Sympatico-Lycos also has the Canadian-only option, which is used by about 50 per cent of its visitors, Dykeman said.
Once the Web has been crawled, it is then put into an enormous indexed database which acts as a repository of all Web sites and pages. The size of each each database varies but, for example, Google says you can search 1,326,920,000 Web pages with its engine.
The last part of the search engine is the software designed to retrieve your request. This is the closely-guarded algorithmic technology. In fact, Google is confident enough of its retrieval technology that it has an “I’m feeling lucky” button which takes you directly to the first site on the retrieval list.
“I think ‘I’m feeling lucky’ is great…[but] the fact is it is not used that much,” Silverstein admitted.
internal workings of an engine
Google uses something it calls page rank to decide how high up in the results a page is listed. According to Silverstein, page rank is a number which describes the quality of a page. The technology grew out of research that was done at Stanford University in Stanford, Calif.
The more pages that link to you the better. If two pages have the same number of links pointing to them, the one with the mostly highly-ranked referral links (page rank) will return with a higher placing.
“As a result, if you search for American Airlines you are more likely to get the company home page than a site where someone talks about a flight they took on American,” Silverstein explained.
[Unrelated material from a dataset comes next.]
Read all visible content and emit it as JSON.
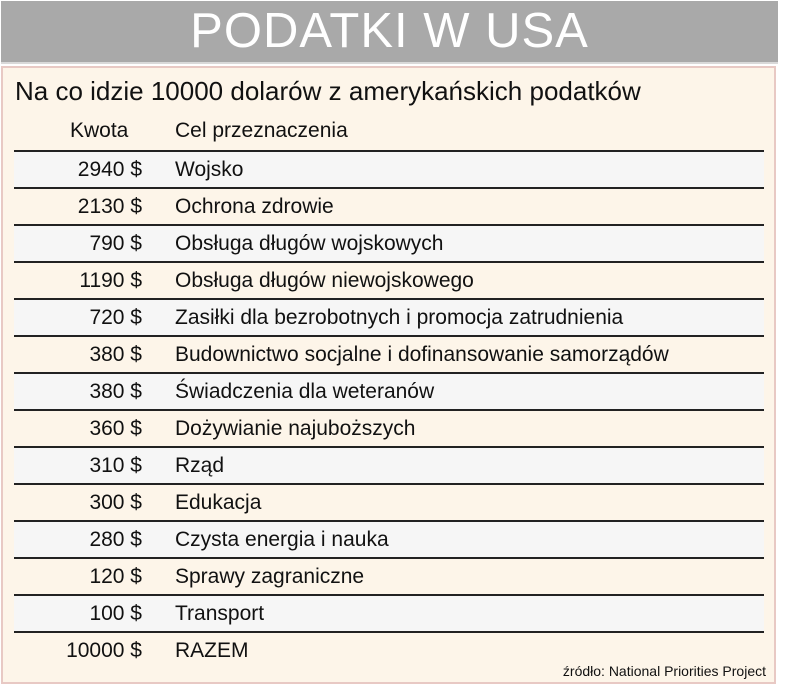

Alta Vista uses similar, but equally guarded, technology that also uses complex algorithms, Berardocco said. He said creating an accurate title tag for your site is very important, as is the number of sites that link to your site.
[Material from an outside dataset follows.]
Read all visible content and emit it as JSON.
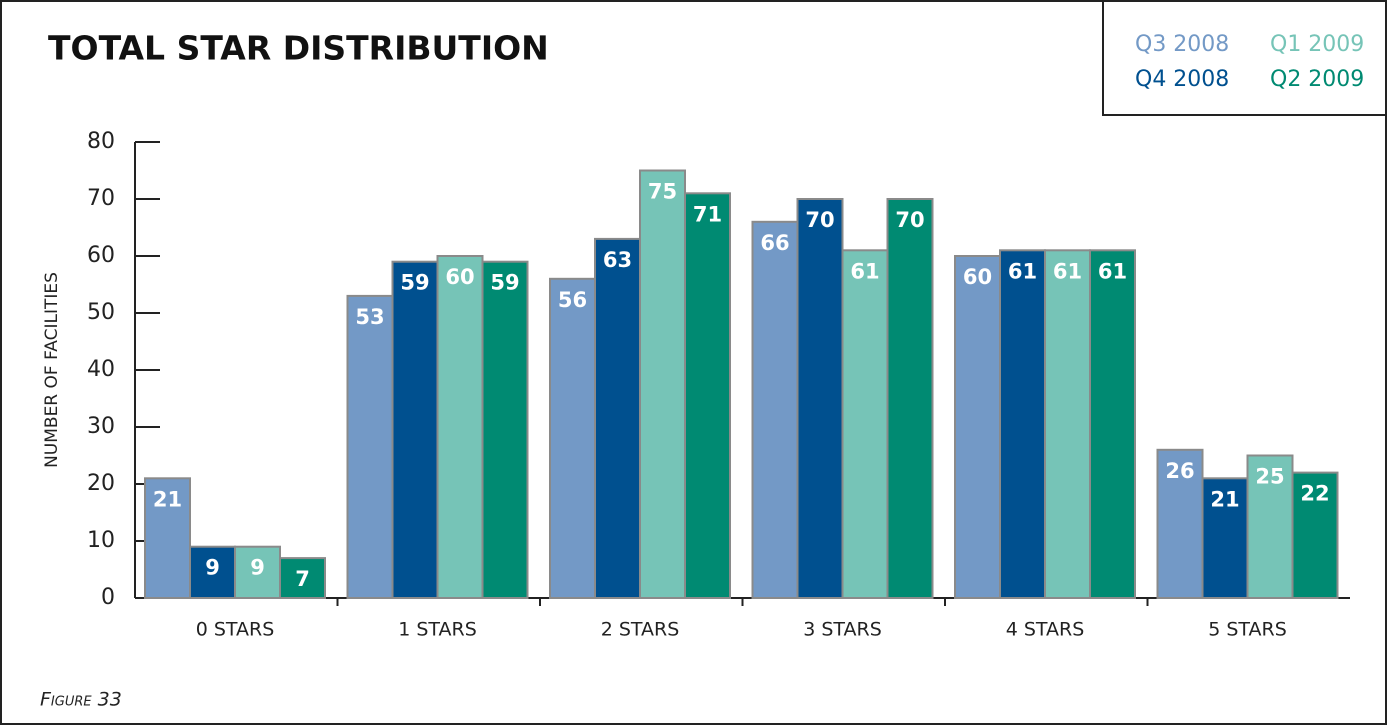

“The more popular your site is, the higher the rankings come up,” he said.
And to move your site up the rankings?
“We provide a whole section for Web masters on designing your page right and how to get yourself up the rankings,” he explained.
The results show that search engines are doing a good job.
“We average about two page views per query,” said Tasha Irvine, lead program manager for search and reference at MetaCrawler in Seattle.
“We would start to worry if we saw our page views per query up in the three or four numbers. That is when you start getting suspicious.”